또한 본 발명의 효과는 이상에서 언급된 것들에 한정되지 않으며 언급하지 아니한 다른 효과들은 아래의 기재로부터 당업자에게 명확하게 이해될 수 있을 것이다.Additionally, the effects of the present invention are not limited to those mentioned above, and other effects not mentioned will be clearly understood by those skilled in the art from the description below.

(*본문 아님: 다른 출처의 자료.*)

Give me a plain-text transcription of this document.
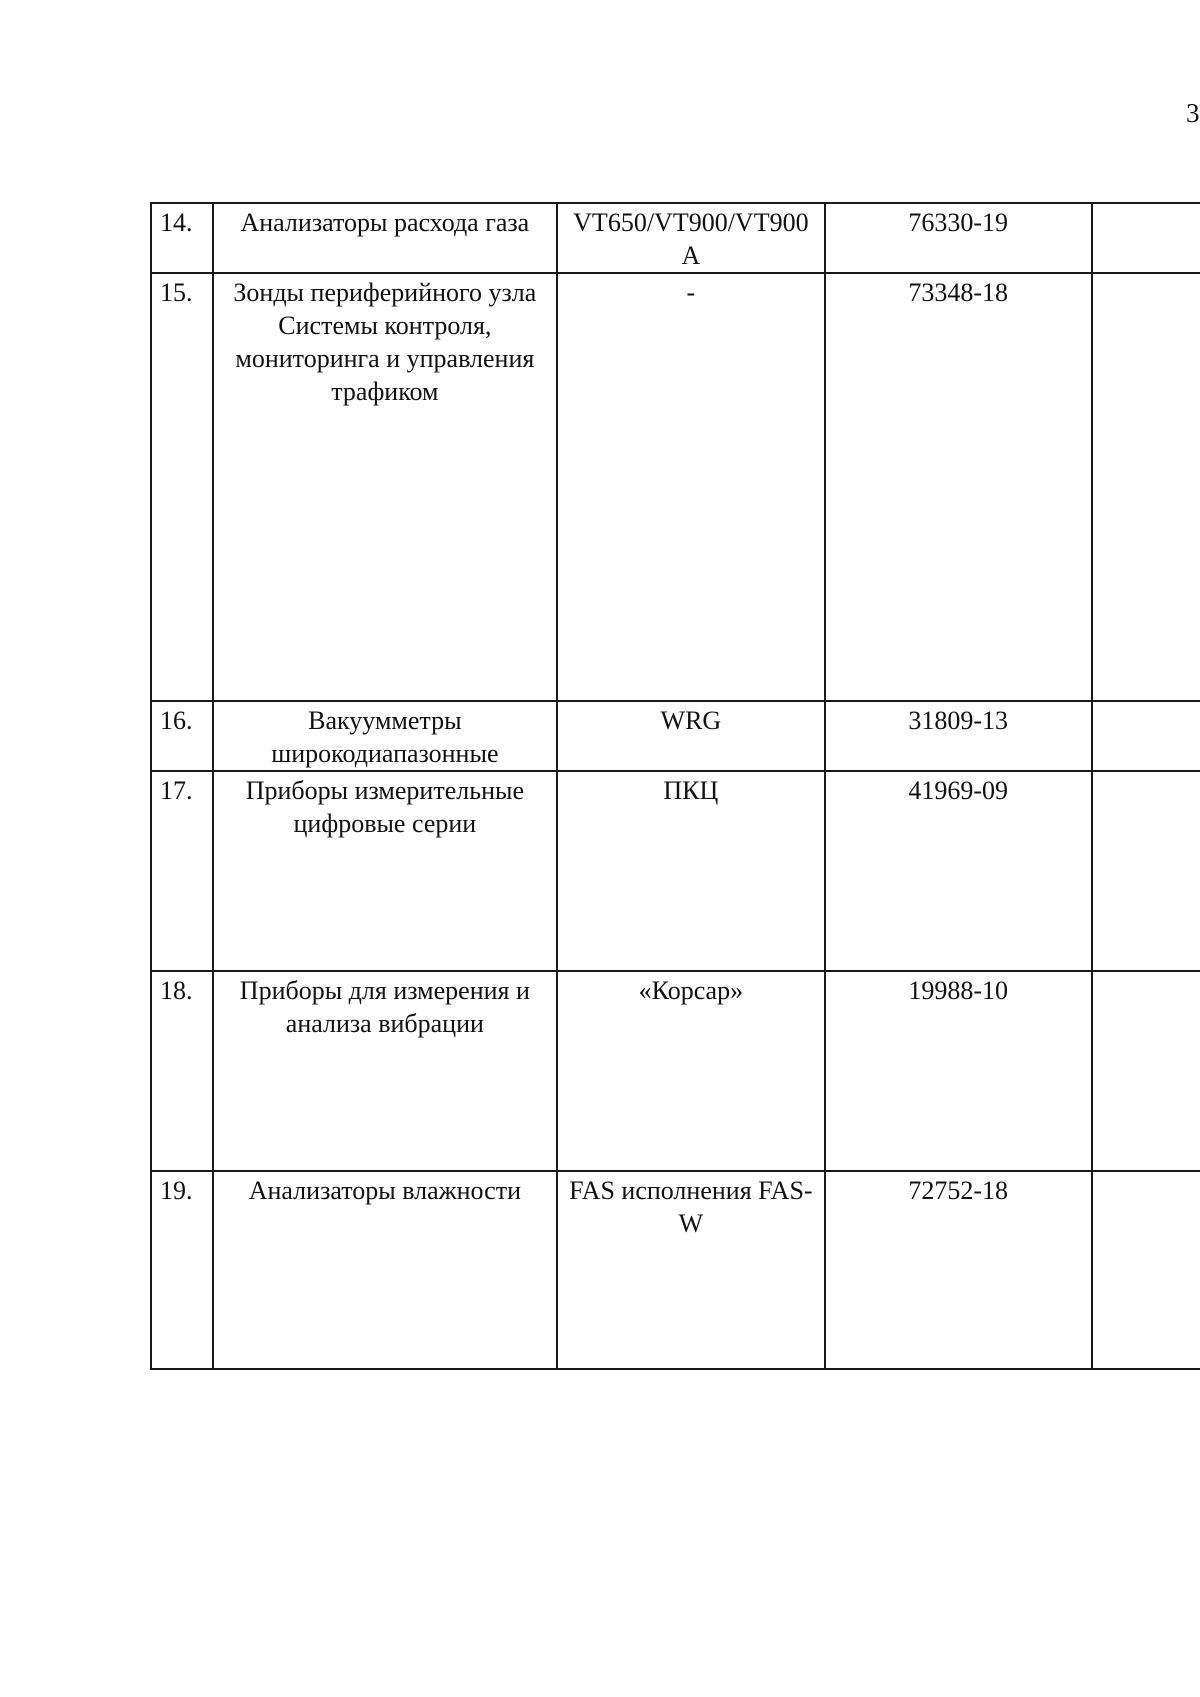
3
14.	Анализаторы расхода газа	VT650/VT900/VT900A	76330-19	
15.	Зонды периферийного узла Системы контроля, мониторинга и управления трафиком	-	73348-18	
16.	Вакуумметры широкодиапазонные	WRG	31809-13	
17.	Приборы измерительные цифровые серии	ПКЦ	41969-09	
18.	Приборы для измерения и анализа вибрации	«Корсар»	19988-10	
19.	Анализаторы влажности	FAS исполнения FAS-W	72752-18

본 발명에 관한 설명은 구조적 내지 기능적 설명을 위한 실시예에 불과하므로, 본 발명의 권리범위는 본문에 설명된 실시예에 의하여 제한되는 것으로 해석되어서는 아니 된다. 즉, 실시예는 다양한 변경이 가능하고 여러 가지 형태를 가질 수 있으므로 본 발명의 권리범위는 기술적 사상을 실현할 수 있는 균등물들을 포함하는 것으로 이해되어야 한다. 또한, 본 발명에서 제시된 목적 또는 효과는 특정 실시예가 이를 전부 포함하여야 한다거나 그러한 효과만을 포함하여야 한다는 의미는 아니므로, 본 발명의 권리범위는 이에 의하여 제한되는 것으로 이해되어서는 아니 될 것이다.Since the description of the present invention is only an example for structural or functional explanation, the scope of the present invention should not be construed as limited by the examples described in the text. In other words, since the embodiments can be modified in various ways and can have various forms, the scope of rights of the present invention should be understood to include equivalents that can realize the technical idea. In addition, the purpose or effect presented in the present invention does not mean that a specific embodiment must include all or only such effects, so the scope of the present invention should not be understood as limited thereby.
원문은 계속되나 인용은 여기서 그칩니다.